Hatha yoga is a branch of yoga primarily concerned with mastery of the body, and it is arguably the tradition most familiar to Western culture. The term is derived from the Sanskrit ha, meaning "sun," and tha, meaning "moon," leading to the common interpretation that Hatha practices are designed to unite and balance these two energies.
Yin Yoga is a slower-paced, more meditative version of the popular physical and spiritual discipline of yoga. In Yin yoga, the poses are held for a long period of time (typically three to five minutes or longer) to target the connective tissues (such as the ligaments) rather than focusing on the muscles. As a result, the asanas are more passive holds, with little muscular engagement.
Vinyasa is a type of yoga that links movement and breath to attain balance in the mind and body. From the Sanskrit “to place in a special way,” vinyasa aligns a deliberate sequence of poses with the breath to achieve a continuous flow. Inhalation is usually connected to upward, open movements, while exhalation is often tied to downward movements or twists.
Gentle yoga lies somewhere along the spectrum between flow and a class that is mostly seated or with long holds (such as restorative or yin yoga). It offers nurturing, kindness, and compassion for the body, regardless of whether a student is injured or healthy, young or old, pregnant or not.

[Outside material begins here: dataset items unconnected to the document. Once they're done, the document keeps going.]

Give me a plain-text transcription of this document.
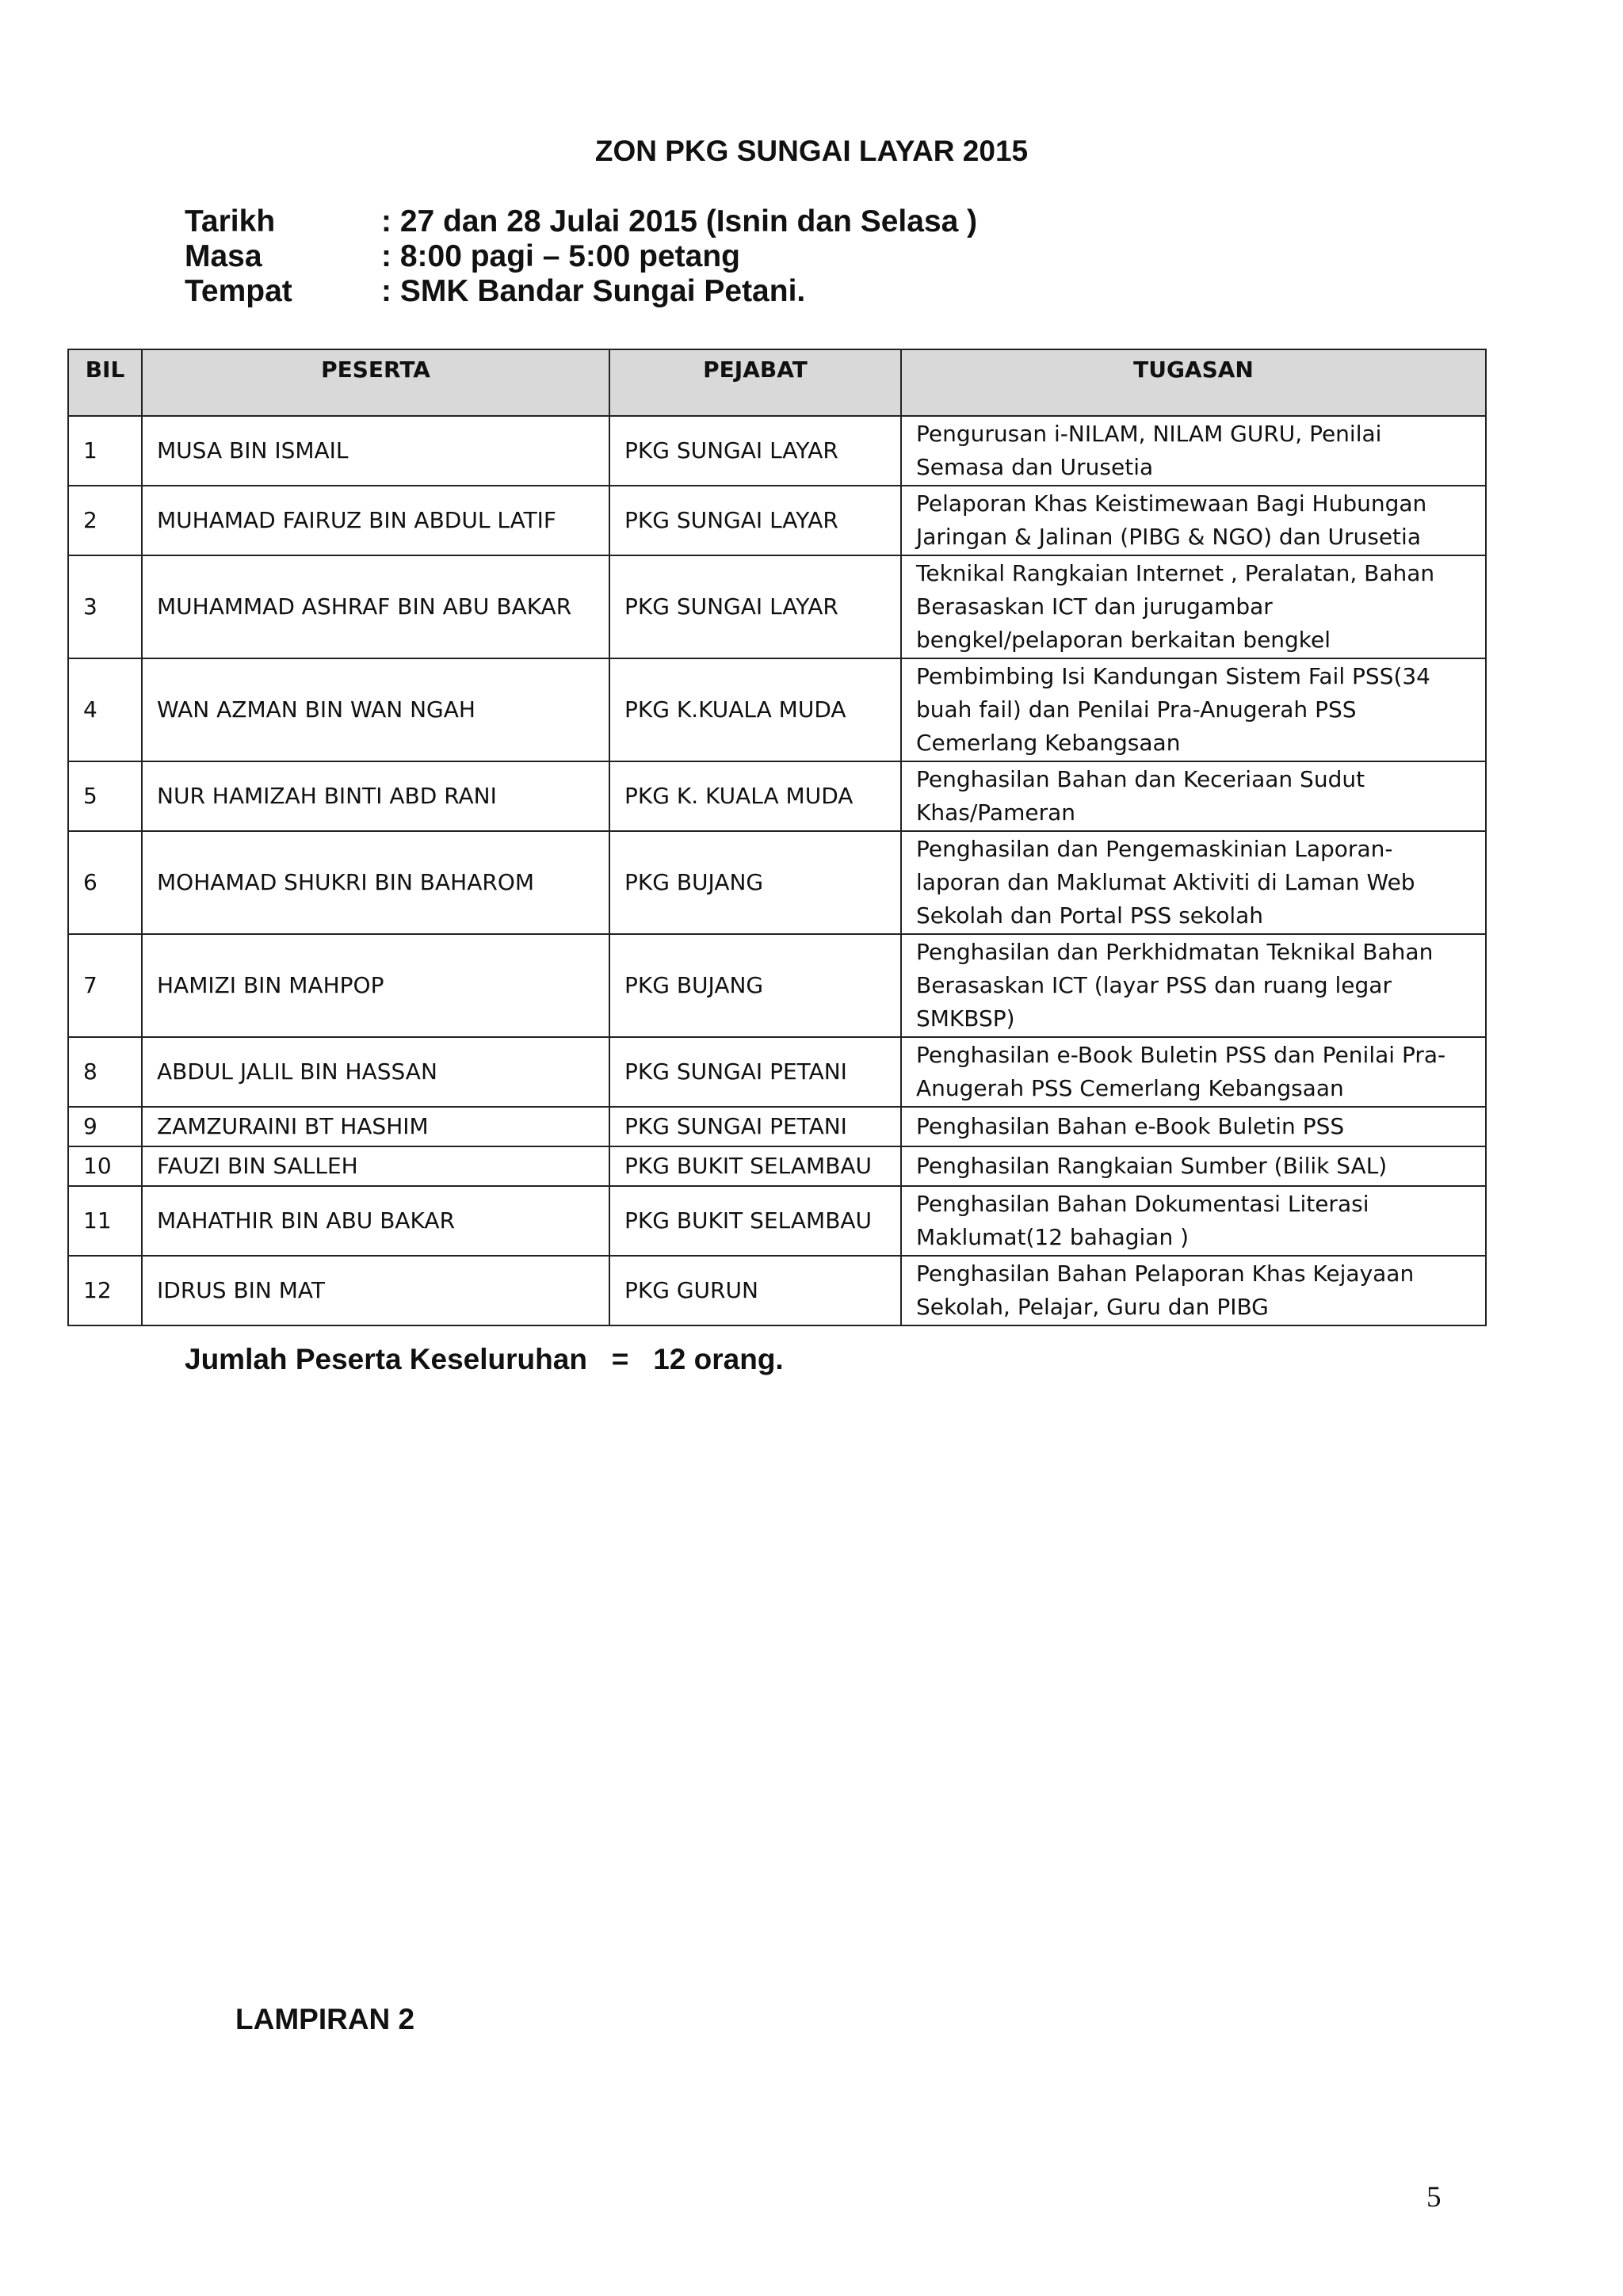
ZON PKG SUNGAI LAYAR 2015
Tarikh	: 27 dan 28 Julai 2015 (Isnin dan Selasa )
Masa	: 8:00 pagi – 5:00 petang
Tempat	: SMK Bandar Sungai Petani.
BIL	PESERTA	PEJABAT	TUGASAN
1	MUSA BIN ISMAIL	PKG SUNGAI LAYAR	Pengurusan i-NILAM, NILAM GURU, Penilai
Semasa dan Urusetia

2	MUHAMAD FAIRUZ BIN ABDUL LATIF	PKG SUNGAI LAYAR	Pelaporan Khas Keistimewaan Bagi Hubungan
Jaringan & Jalinan (PIBG & NGO) dan Urusetia

3	MUHAMMAD ASHRAF BIN ABU BAKAR	PKG SUNGAI LAYAR	Teknikal Rangkaian Internet , Peralatan, Bahan
Berasaskan ICT dan jurugambar
bengkel/pelaporan berkaitan bengkel

4	WAN AZMAN BIN WAN NGAH	PKG K.KUALA MUDA	Pembimbing Isi Kandungan Sistem Fail PSS(34
buah fail) dan Penilai Pra-Anugerah PSS
Cemerlang Kebangsaan

5	NUR HAMIZAH BINTI ABD RANI	PKG K. KUALA MUDA	Penghasilan Bahan dan Keceriaan Sudut
Khas/Pameran

6	MOHAMAD SHUKRI BIN BAHAROM	PKG BUJANG	Penghasilan dan Pengemaskinian Laporan-
laporan dan Maklumat Aktiviti di Laman Web
Sekolah dan Portal PSS sekolah

7	HAMIZI BIN MAHPOP	PKG BUJANG	Penghasilan dan Perkhidmatan Teknikal Bahan
Berasaskan ICT (layar PSS dan ruang legar
SMKBSP)

8	ABDUL JALIL BIN HASSAN	PKG SUNGAI PETANI	Penghasilan e-Book Buletin PSS dan Penilai Pra-
Anugerah PSS Cemerlang Kebangsaan

9	ZAMZURAINI BT HASHIM	PKG SUNGAI PETANI	Penghasilan Bahan e-Book Buletin PSS

10	FAUZI BIN SALLEH	PKG BUKIT SELAMBAU	Penghasilan Rangkaian Sumber (Bilik SAL)

11	MAHATHIR BIN ABU BAKAR	PKG BUKIT SELAMBAU	Penghasilan Bahan Dokumentasi Literasi
Maklumat(12 bahagian )

12	IDRUS BIN MAT	PKG GURUN	Penghasilan Bahan Pelaporan Khas Kejayaan
Sekolah, Pelajar, Guru dan PIBG
Jumlah Peserta Keseluruhan   =   12 orang.
LAMPIRAN 2
5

Kripalu yoga is a modern style of yoga that has been adapted from ancient Hatha yoga practices. It consists of a sequence of physical postures in no particular order, accompanied by breathing exercises and relaxation. The aim of Kripalu yoga is to guide the awareness of the yogi inward focusing on the flow of prana, or life force energy.
Core yoga targets the deep abdominals and surrounding muscles. This style uses yoga postures and breath in a dynamic sequence to condition and strengthen the core muscles. Core yoga aims to build a strong stable center as well as incorporating stretches to relieve tension and lengthen the muscles.
Chair yoga is a gentle practice in which postures are performed while seated and/or with the aid of a chair. Chair yoga classes typically target those with physical disabilities or aging men and women who find a typical yoga session too challenging. It is also a great form of yoga for beginners or anyone who wants to focus on a gentle practice.
Meditation is a contemplative practice, engaged in across various religious and spiritual traditions as a means of quieting, focussing and transforming the mind. Meditation cultivates self-awareness, and provides the optimum conditions for practicing the skill of mindfulness. Generally, the goal of meditation is to intensify personal and spiritual growth, in addition to calming the mind and body.
Restorative yoga is a type of yoga known for its relaxing, calming and healing effect. It has its roots in the yoga of B.K.S. Iyengar, who developed a yoga that allows students to practice without any strain or pain. This was developed into a whole style of yoga which was considered ideal for those recovering from injuries or illnesses.